My Personal System (That Actually Works)
After learning all this the hard way, here's my current approach:
Day 1-2: Initial Chat
If we match, I message within 24 hours. Ask a real question based on their profile. Have 3-5 back-and-forth exchanges to see if there's basic chemistry and conversational competence.
Day 2-3: The Suggestion
If conversation is good, I suggest meeting. Keep it casual: "We should grab a drink and continue this in person. You free this week?"
Day 3-4: The Details
If they say yes, I nail down specifics immediately. Day, time, place. If they're vague, I give them 24 hours to commit or I move on.
Day of: Confirmation
Morning of the date, I send a confirmation text. If they don't respond by early afternoon, I assume it's not happening and make other plans.
After: One Reschedule Maximum
If they cancel or reschedule, I give one chance. They need to propose the new date and time. If they cancel again or go vague, I'm out.
This system has saved me so much wasted time. I used to spend weeks chatting with people who had no intention of meeting. Now I know within 3-4 days if someone's serious, and I act accordingly.
What If You're The Problem?
Real talk: sometimes we're the time-wasters. If you find that you're matching with people, having good conversations, but never actually meeting anyone, ask yourself:
- Am I suggesting specific plans or just vaguely saying "we should meet sometime"?
- Am I making excuses when people suggest meeting because I'm nervous?
- Am I treating the app like entertainment rather than a tool to meet people?
- Am I actually available and ready to date, or am I just browsing?
I went through a phase where I was on the apps but not really emotionally available to meet anyone. I was the problem. Once I realized it, I deleted the apps until I was actually ready. Saved everyone time, including mine.
The Bottom Line
People who want to meet you will make it easy. They'll respond promptly, engage in real conversation, agree to specific plans, and show up. Everyone else is just passing time.
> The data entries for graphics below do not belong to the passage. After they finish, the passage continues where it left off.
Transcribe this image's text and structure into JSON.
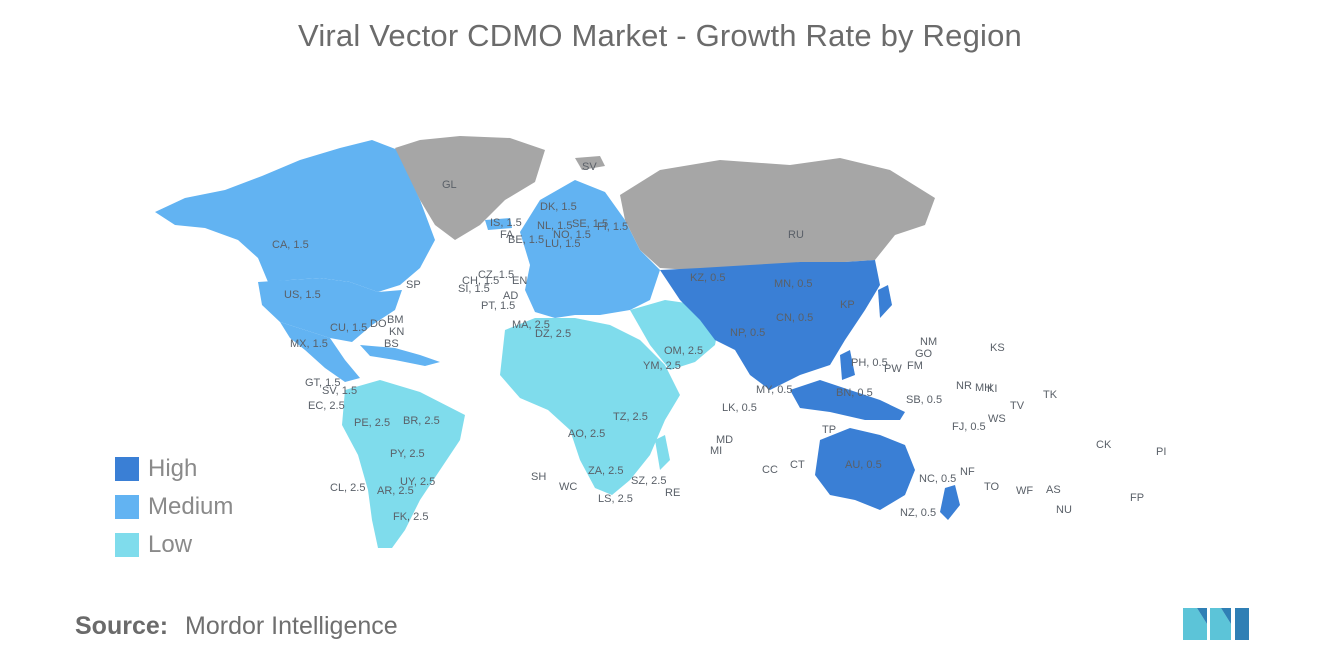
{
  "title": "Viral Vector CDMO Market - Growth Rate by Region",
  "colors": {
    "high": "#3a7fd5",
    "medium": "#62b3f2",
    "low": "#7fdcec",
    "nodata": "#a6a6a6"
  },
  "legend": [
    {
      "label": "High",
      "color": "#3a7fd5"
    },
    {
      "label": "Medium",
      "color": "#62b3f2"
    },
    {
      "label": "Low",
      "color": "#7fdcec"
    }
  ],
  "map_labels": [
    "GL",
    "RU",
    "SV",
    "CA, 1.5",
    "US, 1.5",
    "MX, 1.5",
    "CU, 1.5",
    "BR, 2.5",
    "CL, 2.5",
    "AR, 2.5",
    "UY, 2.5",
    "FK, 2.5",
    "PE, 2.5",
    "PY, 2.5",
    "EC, 2.5",
    "CN, 0.5",
    "MN, 0.5",
    "KZ, 0.5",
    "AU, 0.5",
    "NZ, 0.5",
    "PH, 0.5",
    "MY, 0.5",
    "LK, 0.5",
    "NP, 0.5",
    "DK, 1.5",
    "IS, 1.5",
    "SE, 1.5",
    "FI, 1.5",
    "NO, 1.5",
    "NL, 1.5",
    "BE, 1.5",
    "CZ, 1.5",
    "CH, 1.5",
    "SI, 1.5",
    "PT, 1.5",
    "LU, 1.5",
    "DZ, 2.5",
    "MA, 2.5",
    "ZA, 2.5",
    "LS, 2.5",
    "SZ, 2.5",
    "TZ, 2.5",
    "AO, 2.5",
    "YM, 2.5",
    "OM, 2.5",
    "NC, 0.5",
    "SB, 0.5",
    "FJ, 0.5",
    "BN, 0.5",
    "SP",
    "MD",
    "MI",
    "CC",
    "CT",
    "SH",
    "WC",
    "RE",
    "NM",
    "GO",
    "FM",
    "KS",
    "NR",
    "MH",
    "KI",
    "TK",
    "TV",
    "WS",
    "NF",
    "TO",
    "WF",
    "AS",
    "NU",
    "CK",
    "PI",
    "FP",
    "PW",
    "TP",
    "KP",
    "FA",
    "AD",
    "EN",
    "BM",
    "KN",
    "DO",
    "BS",
    "GT, 1.5",
    "SV, 1.5"
  ],
  "source": {
    "label": "Source:",
    "value": "Mordor Intelligence"
  }
}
Your time is valuable. Don't spend weeks chatting with someone who has no intention of meeting. Apply the 3-message rule, suggest specific plans early, and watch how they respond. You'll know within days if they're serious.
And if they're not? Move on immediately. There are plenty of people on dating apps who actually want to meet. Focus your energy on them, not on the time-wasters who are just collecting conversations.
Trust your gut. If someone feels like they're stringing you along, they probably are. Cut the cord and find someone who's actually excited to meet you, not just chat indefinitely.
Good luck out there. Time-wasters are everywhere, but now you know how to spot them.